La communauté internationale s'est donné quatre ans pour créer un "instrument juridiquement contraignant". "Il s'agit d'un tournant historique. Voilà des décennies que les scientifiques nous alertent sur la toxicité du mercure", a déclaré Achim Steiner, le directeur exécutif du PNUE.
Le sujet était sur la table des négociations depuis sept ans, mais il aura fallu attendre le revirement des Etats-Unis - sur ordre du président Barack Obama -, une semaine avant la rencontre de Nairobi pour faire pencher la balance en faveur d'un accord. "Le changement d'attitude des Américains a complètement modifié l'atmosphère des négociations", explique M. Steiner. Le Brésil s'est ainsi montré subitement plus allant. "Nous avons deux bonnes raisons de soutenir ce traité", expliquait, quelques heures avant la fin des négociations, le ministre de l'environnement Carlos Minc : "Marina Silva, à qui j'ai succédé, est gravement contaminée, et je suis à l'origine dans l'Etat de Rio d'une loi interdisant le mercure dans les entreprises fabriquant du chlore."

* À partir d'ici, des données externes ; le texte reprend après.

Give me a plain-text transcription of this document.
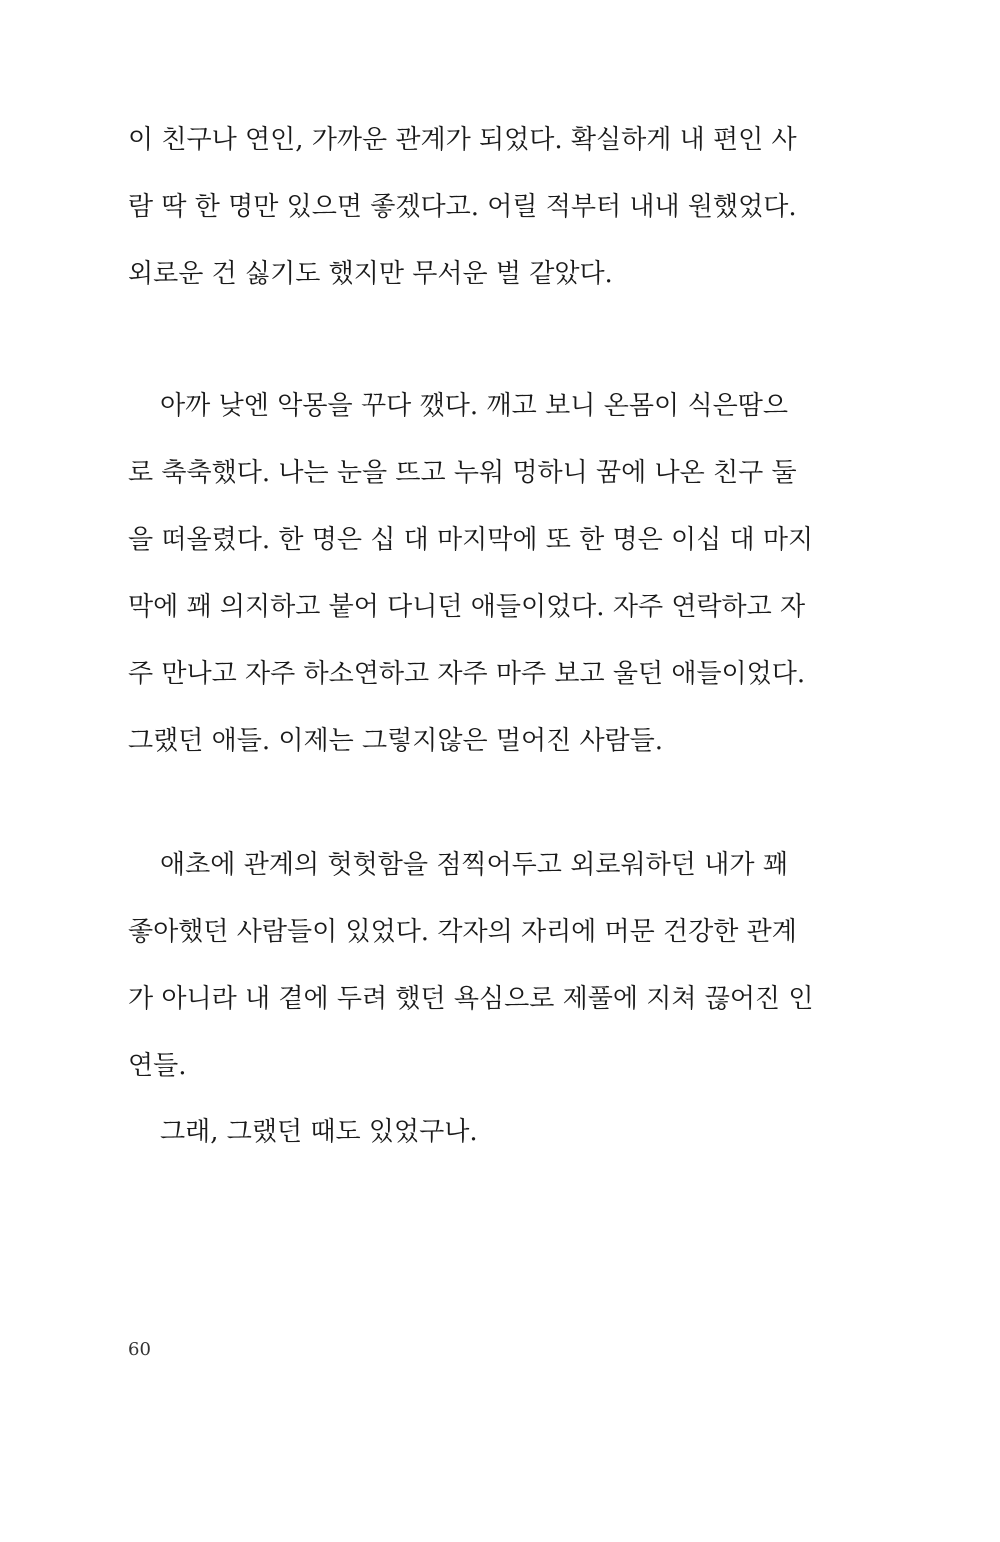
이 친구나 연인, 가까운 관계가 되었다. 확실하게 내 편인 사
람 딱 한 명만 있으면 좋겠다고. 어릴 적부터 내내 원했었다.
외로운 건 싫기도 했지만 무서운 벌 같았다.
아까 낮엔 악몽을 꾸다 깼다. 깨고 보니 온몸이 식은땀으
로 축축했다. 나는 눈을 뜨고 누워 멍하니 꿈에 나온 친구 둘
을 떠올렸다. 한 명은 십 대 마지막에 또 한 명은 이십 대 마지
막에 꽤 의지하고 붙어 다니던 애들이었다. 자주 연락하고 자
주 만나고 자주 하소연하고 자주 마주 보고 울던 애들이었다.
그랬던 애들. 이제는 그렇지않은 멀어진 사람들.
애초에 관계의 헛헛함을 점찍어두고 외로워하던 내가 꽤
좋아했던 사람들이 있었다. 각자의 자리에 머문 건강한 관계
가 아니라 내 곁에 두려 했던 욕심으로 제풀에 지쳐 끊어진 인
연들.
그래, 그랬던 때도 있었구나.
60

Restait à convaincre les récalcitrants, dont quelques poids lourds telles la Chine, l'Inde et l'Afrique du Sud. Le souci de ne pas porter seuls la responsabilité d'un échec aura certainement joué. Le texte de compromis leur promet une "flexibilité", qui devrait permettre de prendre en compte leur situation particulière. Les centrales thermiques à charbon, dont ces trois pays sont abondamment pourvus, et les mines d'or pour l'Afrique du Sud constituent deux des principales sources de pollution au mercure.
Dans un rapport publié fin 2008, le PNUE estime que la combustion des énergies fossiles - et au premier rang le charbon - provoque 45 % des émissions de mercure d'origine anthropique relâchées dans l'atmosphère. Tandis que l'orpaillage artisanal pèse pour 18 % dans le bilan total.
Le mercure et ses composés entrent aussi dans le processus de fabrication d'une multitude de produits comme les PVC, les batteries, le chlore, les lampes, etc. Toutes sources confondues, deux tiers des émissions mondiales proviennent d'Asie, la Chine apparaissant comme le premier contributeur, loin devant les Etats-Unis et l'Inde.
Le texte signé vendredi 20 février précise d'ores et déjà les objectifs à atteindre dans le cadre du traité : la réduction, voire l'élimination, lorsque cela est possible, du recours au mercure ; la sécurisation du stockage des résidus qui ont la particularité d'être persistants dans les sols et l'eau. En Europe, 50 % des produits utilisant du mercure finissent dans des décharges. Il est aussi prévu d'en interdire l'exportation, de s'attaquer à la dépollution des sites contaminés, pour autant que ceux-ci soient clairement localisés. Le PNUE a dénombré 1 200 mines ou usines de mercure dans le monde, 220 usines de chlore, 500 mines d'or et de métaux précieux.
Sans attendre la date-butoir de 2013, le PNUE a indiqué qu'il allait accélérer son programme de partenariat avec certains pays pour commencer à agir dans ce sens.
La France a salué dans cet accord "une très belle victoire". "Elle montre que les questions d'environnement sont désormais centrales, et la France devra se montrer exemplaire", a déclaré la secrétaire d'Etat à l'écologie, Chantal Jouanno. "Nous allons rouvrir deux dossiers : celui de la lutte contre l'orpaillage illégal en Guyane et celui des indutries du chlore", a-t-elle annoncé. L'association France Nature Environnement avait rendu publique, jeudi 5 février, une enquête faisant état de taux élevés de mercure près des sites industriels produisant du chlore à partir d'électrolyse à cathode de mercure. Les industriels, qui devaient éliminer ce procédé d'ici à 2010, ont obtenu un délai jusqu'en 2019. Mme Jouanno considère qu'il faut revenir sur cette dérogation.